It makes me think of a parable I once heard that went something like this:

"One day a fisherman was lying on a beautiful beach, with his fishing pole propped up in the sand and his solitary line cast out into the sparkling blue surf. He was enjoying the warmth of the afternoon sun and the prospect of catching a fish.

About that time, a businessman came walking down the beach, trying to relieve some of the stress of his workday. He noticed the fisherman sitting on the beach and decided to find out why this fisherman was fishing instead of working harder to make a living for himself and his family. “You aren’t going to catch many fish that way,” said the businessman to the fisherman.

“You should be working rather than lying on the beach!”

The fisherman looked up at the businessman, smiled and replied, “And what will my reward be?”

“Well, you can get bigger nets and catch more fish!” was the businessman’s answer. “And then what will my reward be?” asked the fisherman, still smiling. The businessman replied, “You will make money and you’ll be able to buy a boat, which will then result in larger catches of fish!”
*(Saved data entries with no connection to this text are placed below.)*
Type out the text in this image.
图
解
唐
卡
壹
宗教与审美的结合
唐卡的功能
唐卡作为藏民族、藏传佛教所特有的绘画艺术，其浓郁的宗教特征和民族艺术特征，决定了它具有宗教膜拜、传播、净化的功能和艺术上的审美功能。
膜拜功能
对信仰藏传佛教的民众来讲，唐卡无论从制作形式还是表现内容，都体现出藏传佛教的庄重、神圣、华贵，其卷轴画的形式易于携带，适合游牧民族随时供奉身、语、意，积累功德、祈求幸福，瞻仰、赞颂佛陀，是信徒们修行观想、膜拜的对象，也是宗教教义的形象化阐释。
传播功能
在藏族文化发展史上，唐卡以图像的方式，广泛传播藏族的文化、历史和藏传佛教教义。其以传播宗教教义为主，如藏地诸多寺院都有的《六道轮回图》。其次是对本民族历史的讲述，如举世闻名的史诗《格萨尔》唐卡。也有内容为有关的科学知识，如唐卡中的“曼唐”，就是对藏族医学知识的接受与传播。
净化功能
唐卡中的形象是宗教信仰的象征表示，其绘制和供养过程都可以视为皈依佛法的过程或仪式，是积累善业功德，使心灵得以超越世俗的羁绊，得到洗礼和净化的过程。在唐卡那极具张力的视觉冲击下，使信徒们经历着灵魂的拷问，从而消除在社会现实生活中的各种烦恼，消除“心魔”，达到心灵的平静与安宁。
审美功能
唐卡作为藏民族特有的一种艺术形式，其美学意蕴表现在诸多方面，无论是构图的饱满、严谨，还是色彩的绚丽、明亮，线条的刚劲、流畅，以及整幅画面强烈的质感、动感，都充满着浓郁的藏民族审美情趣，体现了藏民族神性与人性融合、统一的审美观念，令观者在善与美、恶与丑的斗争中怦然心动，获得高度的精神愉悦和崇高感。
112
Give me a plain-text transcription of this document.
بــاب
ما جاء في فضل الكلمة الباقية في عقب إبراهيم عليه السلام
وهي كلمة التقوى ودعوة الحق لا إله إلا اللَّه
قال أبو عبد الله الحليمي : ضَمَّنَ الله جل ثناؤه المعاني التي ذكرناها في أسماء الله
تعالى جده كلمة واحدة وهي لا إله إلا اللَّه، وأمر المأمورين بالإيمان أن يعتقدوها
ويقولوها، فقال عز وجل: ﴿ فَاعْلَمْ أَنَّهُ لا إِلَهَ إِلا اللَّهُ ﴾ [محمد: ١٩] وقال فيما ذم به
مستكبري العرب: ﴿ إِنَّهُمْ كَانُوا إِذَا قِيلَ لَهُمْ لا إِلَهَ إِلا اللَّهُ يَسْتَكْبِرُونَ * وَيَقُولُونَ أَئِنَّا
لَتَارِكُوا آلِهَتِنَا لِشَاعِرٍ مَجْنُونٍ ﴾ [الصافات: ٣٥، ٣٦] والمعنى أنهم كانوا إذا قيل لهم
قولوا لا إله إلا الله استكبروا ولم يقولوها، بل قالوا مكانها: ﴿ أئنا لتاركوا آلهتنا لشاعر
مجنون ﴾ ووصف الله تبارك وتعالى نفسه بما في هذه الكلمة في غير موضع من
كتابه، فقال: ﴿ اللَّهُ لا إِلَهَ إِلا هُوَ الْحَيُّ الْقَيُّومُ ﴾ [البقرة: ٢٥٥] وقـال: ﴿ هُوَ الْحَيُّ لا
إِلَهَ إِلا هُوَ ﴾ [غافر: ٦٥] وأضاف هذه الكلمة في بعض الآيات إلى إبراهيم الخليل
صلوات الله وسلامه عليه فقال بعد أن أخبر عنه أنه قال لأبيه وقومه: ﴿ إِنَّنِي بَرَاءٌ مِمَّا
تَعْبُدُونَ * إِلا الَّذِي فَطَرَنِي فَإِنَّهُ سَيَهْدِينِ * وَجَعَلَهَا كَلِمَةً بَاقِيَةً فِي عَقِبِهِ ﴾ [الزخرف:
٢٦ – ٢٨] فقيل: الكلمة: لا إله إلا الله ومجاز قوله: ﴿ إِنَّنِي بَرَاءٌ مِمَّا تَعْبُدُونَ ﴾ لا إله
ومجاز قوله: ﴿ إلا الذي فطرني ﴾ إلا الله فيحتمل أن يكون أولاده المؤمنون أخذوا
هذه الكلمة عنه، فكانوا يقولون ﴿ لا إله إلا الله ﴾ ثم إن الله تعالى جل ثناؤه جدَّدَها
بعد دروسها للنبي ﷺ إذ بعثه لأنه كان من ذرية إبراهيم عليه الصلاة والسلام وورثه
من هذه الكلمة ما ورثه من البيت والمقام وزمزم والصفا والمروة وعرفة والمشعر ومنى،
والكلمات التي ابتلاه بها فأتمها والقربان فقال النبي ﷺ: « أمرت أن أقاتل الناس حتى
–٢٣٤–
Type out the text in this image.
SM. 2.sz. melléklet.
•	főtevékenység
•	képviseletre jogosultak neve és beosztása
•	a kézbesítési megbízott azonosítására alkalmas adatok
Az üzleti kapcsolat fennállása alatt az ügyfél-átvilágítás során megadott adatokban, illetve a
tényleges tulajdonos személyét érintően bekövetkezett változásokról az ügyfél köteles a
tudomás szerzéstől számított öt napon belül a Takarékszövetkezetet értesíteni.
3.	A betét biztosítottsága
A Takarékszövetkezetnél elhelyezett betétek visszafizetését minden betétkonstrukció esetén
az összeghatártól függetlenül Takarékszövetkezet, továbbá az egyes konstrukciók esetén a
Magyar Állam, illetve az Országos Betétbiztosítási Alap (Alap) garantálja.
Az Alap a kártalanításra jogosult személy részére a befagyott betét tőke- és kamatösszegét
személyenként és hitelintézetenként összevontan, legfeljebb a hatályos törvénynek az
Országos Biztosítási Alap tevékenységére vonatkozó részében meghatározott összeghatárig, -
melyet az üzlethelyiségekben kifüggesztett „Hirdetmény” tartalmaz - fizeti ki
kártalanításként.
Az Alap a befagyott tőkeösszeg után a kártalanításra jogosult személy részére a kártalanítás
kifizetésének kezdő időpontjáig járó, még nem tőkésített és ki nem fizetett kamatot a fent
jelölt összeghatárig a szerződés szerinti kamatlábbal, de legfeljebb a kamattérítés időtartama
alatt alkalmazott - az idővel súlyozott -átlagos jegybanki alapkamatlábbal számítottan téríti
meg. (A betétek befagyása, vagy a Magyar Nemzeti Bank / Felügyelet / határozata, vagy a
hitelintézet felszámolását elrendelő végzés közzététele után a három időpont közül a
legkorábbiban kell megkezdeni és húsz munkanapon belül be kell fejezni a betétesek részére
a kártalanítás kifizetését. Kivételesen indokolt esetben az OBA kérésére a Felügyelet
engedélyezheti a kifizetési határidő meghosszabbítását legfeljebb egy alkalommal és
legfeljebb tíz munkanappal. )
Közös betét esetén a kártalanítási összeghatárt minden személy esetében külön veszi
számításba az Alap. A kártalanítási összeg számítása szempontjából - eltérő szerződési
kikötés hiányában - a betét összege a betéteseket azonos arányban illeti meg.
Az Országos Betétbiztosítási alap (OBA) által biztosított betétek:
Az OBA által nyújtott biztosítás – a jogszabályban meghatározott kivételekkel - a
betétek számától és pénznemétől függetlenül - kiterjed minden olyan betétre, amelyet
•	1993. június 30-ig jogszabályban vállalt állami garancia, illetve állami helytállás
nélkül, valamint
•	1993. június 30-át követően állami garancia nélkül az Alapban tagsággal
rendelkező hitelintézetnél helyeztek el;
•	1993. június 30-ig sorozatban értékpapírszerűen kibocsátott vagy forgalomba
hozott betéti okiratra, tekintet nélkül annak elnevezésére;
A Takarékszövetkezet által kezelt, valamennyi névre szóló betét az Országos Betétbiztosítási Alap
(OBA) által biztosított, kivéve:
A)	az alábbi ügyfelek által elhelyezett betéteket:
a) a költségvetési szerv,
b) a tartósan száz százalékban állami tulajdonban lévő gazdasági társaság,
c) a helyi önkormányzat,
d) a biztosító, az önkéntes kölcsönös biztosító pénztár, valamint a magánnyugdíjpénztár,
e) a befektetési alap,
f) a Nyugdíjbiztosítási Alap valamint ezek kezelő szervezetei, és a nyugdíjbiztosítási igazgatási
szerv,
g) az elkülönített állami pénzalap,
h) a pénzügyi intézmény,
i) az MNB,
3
“And then what will my reward be?” asked the fisherman again.

The businessman was beginning to get a little irritated with the fisherman’s questions. “You can buy a bigger boat, and hire some people to work for you!” he said.

“And then what will my reward be?” repeated the fisherman.

The businessman was getting angry. “Don’t you understand? You can build up a fleet of fishing boats, sail all over the world, and let all your employees catch fish for you!”

Once again the fisherman asked, “And then what will my reward be?”

The businessman was red with rage and shouted at the fisherman, “Don’t you understand that you can become so rich that you will never have to work for your living again! You can spend all the rest of your days sitting on this beach, looking at the sunset. You won’t have a care in the world!”

The fisherman, still smiling, looked up and said, “And what do you think I’m doing right now?”


Depending on your vantage point and value system, you might see different morals in the tale. Is the fisherman lazy? Unmotivated? Content with mediocrity? Or has he found a secret that somehow eludes others?

What about the businessman--is he a capitalist fat-cat caught in a hamster wheel of materialism? Or is he smart, focused, enterprising, and--dare we say--successful? That is, the kind of person a company would be clamoring to hire.

Grateful people may be happy people, but that happiness is of primary value to the individual who possesses it, and those in his or her immediate sphere. It may or may not be of value to one's employer, industry, or the corporate world at large, and only then to the degree in which it translates into greater productivity, less burn-out, higher yields, more creativity, etc.

Successful people may be happy people to the degree that they flourish in that which they are successful in; that is they gain positive emotion, engagement, relationships, meaning, and accomplishment from their work. But then we might ask, "what happens when one is no longer working for Company X?" What happens in a recession when they are laid off, or they have so lost their identity in their work or corporate culture that they no longer know who they are without their accomplishments and objective "success?" It's a precarious and tenuous place to find oneself in when the rug is suddenly pulled out from under you.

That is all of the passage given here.